Graduation Year

2019

Document Type

Dissertation

Degree

Ph.D.

Degree Name

Doctor of Philosophy (Ph.D.)

Degree Granting Department

Information Systems and Decision Sciences

Major Professor

Wolfgang Jank, Ph.D.

Co-Major Professor

Daniel Zantedeschi, Ph.D.

Committee Member

Balaji Padmanabhan, Ph.D.

Committee Member

Dipayan Biswas, Ph.D.

Committee Member

Kaushik Dutta, Ph.D.

Keywords

Direct Promotion, Functional Data Analysis, Quasi-Experiment, Control Function Approach, Counterfactual Simulations

Abstract

Both literature and practice have investigated how the vast amount of ever increasing customer information can inform marketing strategy and decision making.

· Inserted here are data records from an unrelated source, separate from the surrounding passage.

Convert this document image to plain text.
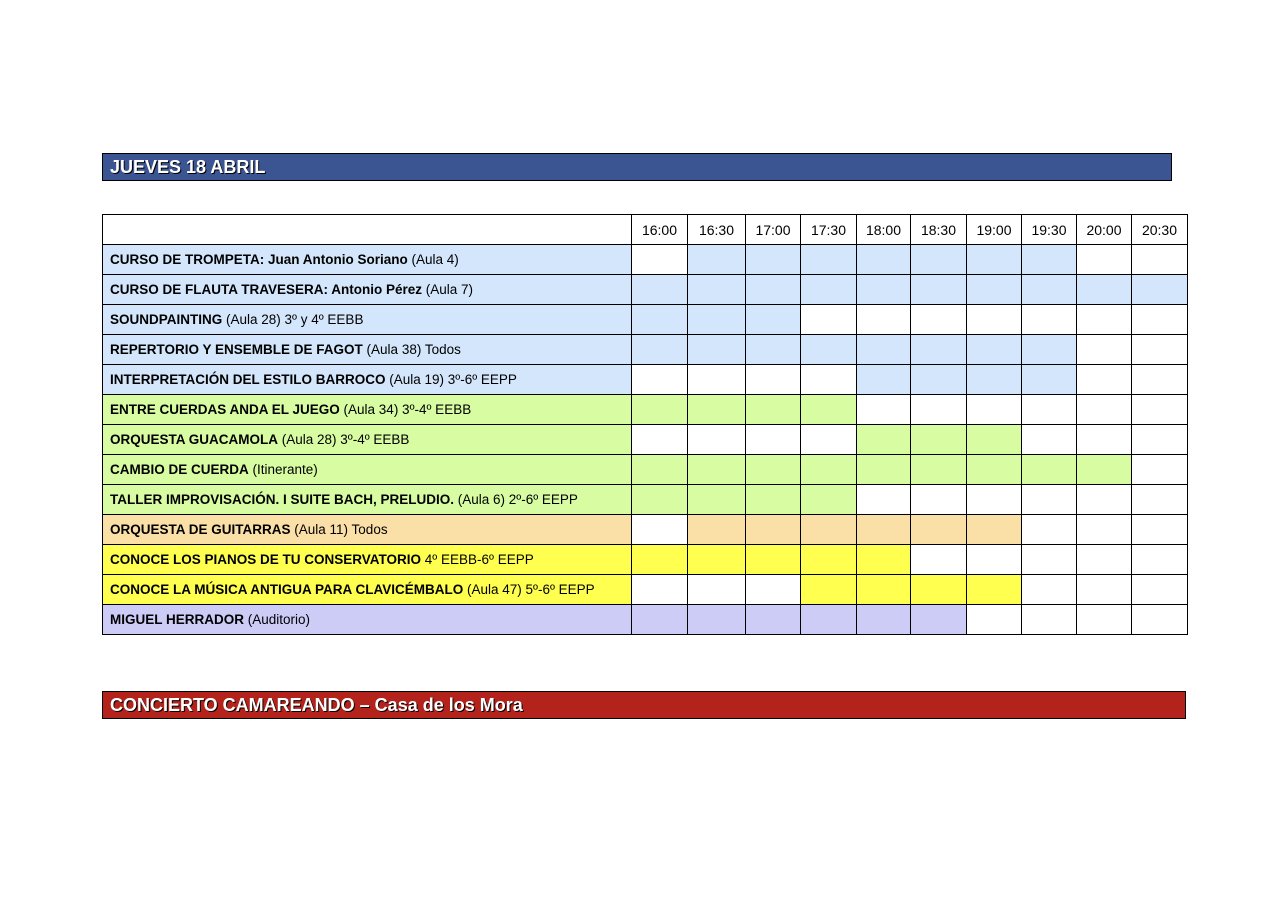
JUEVES 18 ABRIL
	16:00	16:30	17:00	17:30	18:00	18:30	19:00	19:30	20:00	20:30
CURSO DE TROMPETA: Juan Antonio Soriano (Aula 4)										
CURSO DE FLAUTA TRAVESERA: Antonio Pérez (Aula 7)										
SOUNDPAINTING (Aula 28) 3º y 4º EEBB										
REPERTORIO Y ENSEMBLE DE FAGOT (Aula 38) Todos										
INTERPRETACIÓN DEL ESTILO BARROCO (Aula 19) 3º-6º EEPP										
ENTRE CUERDAS ANDA EL JUEGO (Aula 34) 3º-4º EEBB										
ORQUESTA GUACAMOLA (Aula 28) 3º-4º EEBB										
CAMBIO DE CUERDA (Itinerante)										
TALLER IMPROVISACIÓN. I SUITE BACH, PRELUDIO. (Aula 6) 2º-6º EEPP										
ORQUESTA DE GUITARRAS (Aula 11) Todos										
CONOCE LOS PIANOS DE TU CONSERVATORIO 4º EEBB-6º EEPP										
CONOCE LA MÚSICA ANTIGUA PARA CLAVICÉMBALO (Aula 47) 5º-6º EEPP										
MIGUEL HERRADOR (Auditorio)										
CONCIERTO CAMAREANDO – Casa de los Mora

However, the customer data is often susceptible to modeling bias and misleading findings due to various factors including sample selection and unobservable variables. The available analytics toolkit has continued to develop but in the age of nearly perfect information, the customer decision making has also evolved. The dissertation addresses some of the challenges in deriving valid and useful consumer insights from customer data in the digital age. The first study addresses the limitations of traditional customer purchase measures to account of dynamic temporal variations in the customer purchase history. The study proposes a new approach for representation and summarization of customer purchases to improve promotion forecasts. The method also accounts for sample selection bias that arises due to biased selection of customers for the promotion. The second study investigates the impact of increasing internet penetration on the consumer choices and their response to marketing actions. Using the case study of physician’s drug prescribing, the study identifies how marketers can misallocate resources at the regional level by not accounting for variations in internet penetration. The third paper develops a data driven metric for measuring temporal variations in the brand loyalty. Using a network representation of brand and customer the study also investigates the spillover effects of manufacturer related information shocks on the brand’s loyalty.